As I noted on Wednesday, the Senate is now considering “The United States Innovation and Competition Act of 2021” (formerly known as the “Endless Frontier Act”), which is primarily* intended to boost federal funding for research and development in the United States by tens of billions of dollars. If you were to listen to the bill’s advocates, you’d think that the United States was suffering from a dramatic decline in R&D spending over the last several decades, and that other countries — particularly China — had raced ahead. New data from the U.S. and National Center for Science and Engineering Statistics (NCSES) and the OECD, however, paint a different picture.

First, the NCSES’ latest report on R&D expenditures shows that total U.S. spending reached an all-time high in 2019, both in total, inflation-adjusted dollars ($584.4 billion) and as a share of GDP (3.06%):

U.S. R&D Spending
NCSES R&D 1953-2019

That same dataset shows that all forms of R&D — basic, applied, and experimental development — also hit all-time highs in 2019:

U.S. R&D Spending by Type

The OECD, meanwhile, shows that the United States still leads the world in gross R&D expenditures and is among the top 10 in R&D intensity (GDP share), still well above China in both categories:

Global Gross R&D Spending
R&D intensity in OECD countries and selected economies, 2019

Of course, total dollar amounts alone can’t tell us everything we need to know about a nation’s innovative capacity. However, the data above should at least warrant skepticism about the need for tens of billions of taxpayer dollars in new federal R&D spending and likewise demand hard proof from advocates that government funds will actually boost American innovation. On the latter score, for example, we know that massive semiconductor subsidies in China (the legislation’s clear target) haven’t produced a cutting-edge, world-beating industry, and that — as Cato adjunct Terence Kealey and others have written — government R&D spending risks crowding out private spending (and thus not boosting national R&D expenditures overall). The first chart above, showing private and federal R&D spending moving in opposite directions, provides some support for the crowd-out thesis. As I’ve discussed here, moreover, various data and anecdotal evidence indicate that private R&D expenditures in key U.S. manufacturing industries — such as semiconductors, electric vehicles (and batteries, in particular), and pharmaceuticals — are solid, if not world-class.

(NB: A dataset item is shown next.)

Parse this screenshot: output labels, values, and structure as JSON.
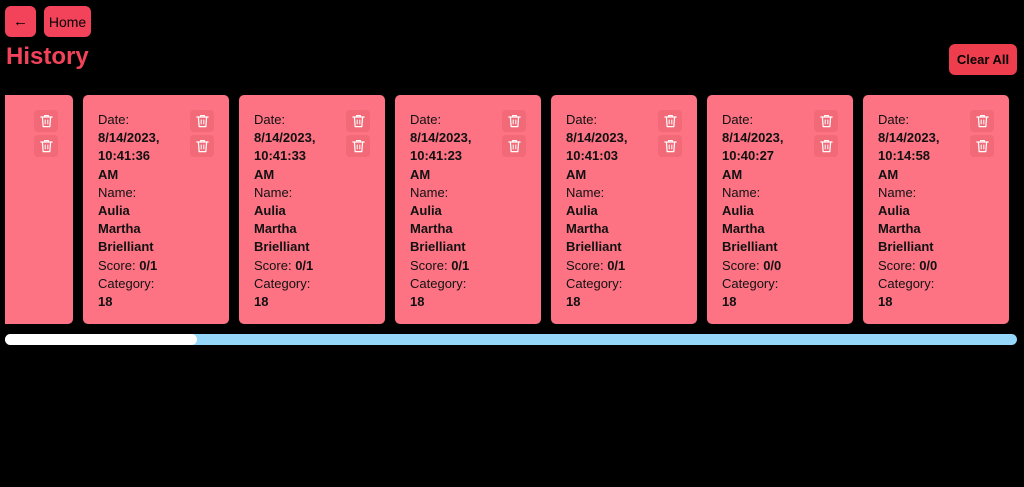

And then, of course, there is the much-deserved concern that any textbook case for government R&D spending will be eviscerated by the political process necessary to implement it — a concern that’s already proven justified for this particular bill. 

Put it all together, and the supposedly urgent need for the USICA melts away. Fortunately, the bill still has a ways to go before it becomes law.

*There’s also a ton of pork and other stuff in there, but more on that later.